After the police uncover DVDs of the men torturing and raping their victims, Dexter switches Lumen's DVD with a scratched and empty one. He then brings it to Lumen, who is afraid and ashamed at the prospect that the police and Dexter watched it. Dexter assures her that no one has seen it. Lumen then acknowledges that she knows what a risk he is taking by being with her, before tearfully telling him that he has been her only way through this. She then forces herself to watch her own rape, as Dexter listens from another room, clearly disturbed by what he hears. Lumen proves instrumental in getting information from Emily Birch (Angela Bettis), the first victim of Chase's gang and only other known survivor. This leads them to Alex Tilden (Scott Grimes), the first target. Tilden becomes Lumen's first victim, as Dexter allows her to deliver the killing blow at her request. Afterward, they return to Dexter's apartment, where they sleep together. As they lie in each other's arms, Dexter reflects that she is the first person to truly see him for who he is and accept him for it.

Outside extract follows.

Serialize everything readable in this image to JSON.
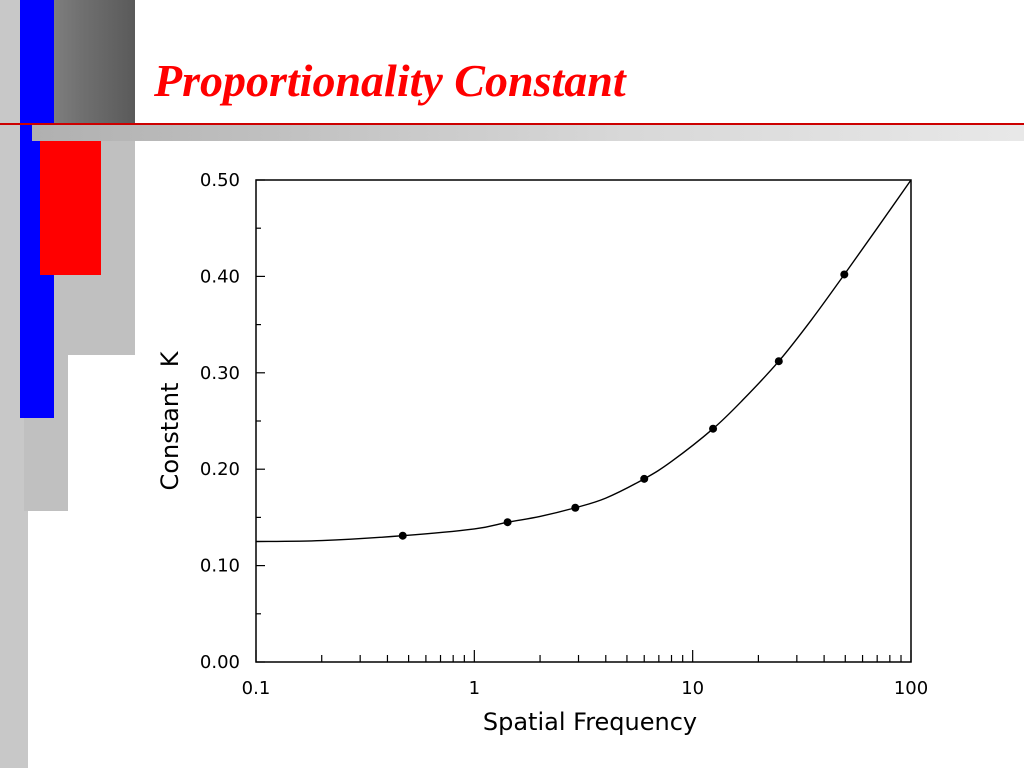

As Lumen and Dexter begin to plan how they will capture Chase, they realize they are being watched. Once Dexter determines that they are under police surveillance, he attempts to convince Lumen to leave Miami for her own safety. However, Lumen refuses to abandon him, and Dexter ultimately admits that he wants her to stay.

After receiving a distressed call from Emily, who says Chase contacted and threatened her, Lumen goes to Emily's house to reassure her, after unsuccessfully attempting to contact Dexter. This turns out to be a trap meant for Lumen and Dexter, however, and Chase kidnaps Lumen after murdering Emily. Dexter arrives later and can see that Lumen put up a fight, albeit unsuccessfully, and swears that he will not lose Lumen, too. After Dexter shows up to rescue Lumen, she finally kills Chase. After she and Dexter dispose of Chase's body, she admits to Dexter that she did not think they would be able to pull it off, describing it as a miracle. The next day, she regretfully tells Dexter she has to leave Miami; her "Dark Passenger" has left her, and she no longer feels the need to kill. She tells Dexter that she does not want to leave but has to, because his "Dark Passenger" will never leave him. Dexter ultimately understands, tells her she should not be sorry that her darkness has left her, and promises that he will carry her darkness as well as his own.

== Reception ==
Many critics have responded well to Stiles's portrayal of the character — so much so that her exit in "The Big One" was not well received. Matt Fowler of IGN said, "Having her leave was, unfortunately, inevitable and it meant that we had to sit through her explain the reason for her wanting to leave Dexter, which to us was a little plodding because we knew that it was all a way of getting her off the show when it felt so much more right, story-wise, for her character to want to stay. No, Dexter and Lumen's romance wasn't the true seller here, but it did fit within their vigilante partnership. And it seems like something that she wouldn't want to give up. I did appreciate Dexter's anger when he came to the sad realization that he was "forever broken, with an inner eternal dark flame."

For her performance, Stiles was nominated for the Golden Globe Award for Best Supporting Actress – Series, Miniseries or Television Film and the Primetime Emmy Award for Outstanding Guest Actress in a Drama Series.